Myelin deficits produced by early postnatal exposure to inorganic lead or triethyltin are persistent.

Abstract

Abstract: Long‐Evans rat pups were exposed to either inorganic lead (400 mg Pb as lead acetate/kg body weight/day) or triethyltin sulfate (1.0 mg/kg body weight/day), by gastric intubation, from 2 days through 29 days of age. The rats were then weaned and placed on standard lab chow ad libitum. At 30 days of age, leadtreated rats exhibited statistically significant decreases in body and brain weights (22% and 17%, respectively), and the concentration of forebrain myelin was significantly reduced, by 21% relative to the 4.9 mg myelin protein/g brain in control rats. Although these animals recovered from the body weight deficits after several months, the deficits in brain weight and myelin concentration were still present at 120 days of age. This suggests that the lead‐induced myelin deficits were permanent. Lead levels in brain, which were maximal at 30 days of age when the treatment was terminated, decreased more slowly than in other organs and were still 30% of maximal levels at 120 days of age. Triethyltin‐treated animals also had significantly decreased body and brain weights (20% and 11%, respectively) at 30 days of age, and an even more severe reduction in forebrain myelin concentration (33%).

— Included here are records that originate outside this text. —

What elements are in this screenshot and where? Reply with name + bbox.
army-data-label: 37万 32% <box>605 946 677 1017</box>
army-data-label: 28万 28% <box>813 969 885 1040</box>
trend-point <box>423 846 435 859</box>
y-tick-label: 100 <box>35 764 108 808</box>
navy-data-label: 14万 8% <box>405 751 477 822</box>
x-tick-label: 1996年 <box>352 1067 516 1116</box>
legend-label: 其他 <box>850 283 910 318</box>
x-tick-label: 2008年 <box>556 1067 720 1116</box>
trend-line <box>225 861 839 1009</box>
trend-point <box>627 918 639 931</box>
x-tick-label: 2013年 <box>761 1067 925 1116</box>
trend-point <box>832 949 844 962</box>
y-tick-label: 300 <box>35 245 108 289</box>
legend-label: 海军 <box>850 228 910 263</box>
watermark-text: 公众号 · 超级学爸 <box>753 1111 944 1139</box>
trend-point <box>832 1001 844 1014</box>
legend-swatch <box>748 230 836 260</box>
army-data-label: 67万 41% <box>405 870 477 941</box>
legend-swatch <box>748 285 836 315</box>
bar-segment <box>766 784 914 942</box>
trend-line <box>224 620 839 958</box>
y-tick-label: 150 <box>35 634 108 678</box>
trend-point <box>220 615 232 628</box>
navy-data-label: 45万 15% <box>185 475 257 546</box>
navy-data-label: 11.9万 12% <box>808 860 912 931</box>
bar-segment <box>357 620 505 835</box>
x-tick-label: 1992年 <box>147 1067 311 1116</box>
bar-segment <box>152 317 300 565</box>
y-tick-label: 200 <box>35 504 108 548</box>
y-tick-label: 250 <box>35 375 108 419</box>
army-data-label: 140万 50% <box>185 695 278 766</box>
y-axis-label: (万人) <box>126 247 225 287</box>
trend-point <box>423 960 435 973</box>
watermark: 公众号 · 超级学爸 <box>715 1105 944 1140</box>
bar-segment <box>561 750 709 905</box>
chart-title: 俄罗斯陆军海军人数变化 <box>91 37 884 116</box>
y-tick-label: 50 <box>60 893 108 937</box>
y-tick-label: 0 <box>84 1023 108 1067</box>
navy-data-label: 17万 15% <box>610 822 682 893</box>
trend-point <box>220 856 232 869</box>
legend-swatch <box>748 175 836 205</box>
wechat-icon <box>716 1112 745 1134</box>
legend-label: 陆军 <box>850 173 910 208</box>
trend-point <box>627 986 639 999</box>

These animals also regained a normal body weight by 120 days of age, but again the deficits in brain weight and myelin concentration persisted. Tin levels in brain and other organs had decreased to control levels by 60 days of age. Animals malnourished by maternal deprivation to match the body weights of the treated animals had myelin deficits that were less severe than those in the treated animals at 30 days of age (approximately 11% less than controls); however, these myelin deficits also persisted throughout the subsequent 90‐day recovery period examined. The apparent lack of recovery from CNS myelin deficits produced by neonatal exposure to different heavy metals or to malnutrition reemphasizes the vulnerability of the developing nervous system to a wide range of metabolic insults.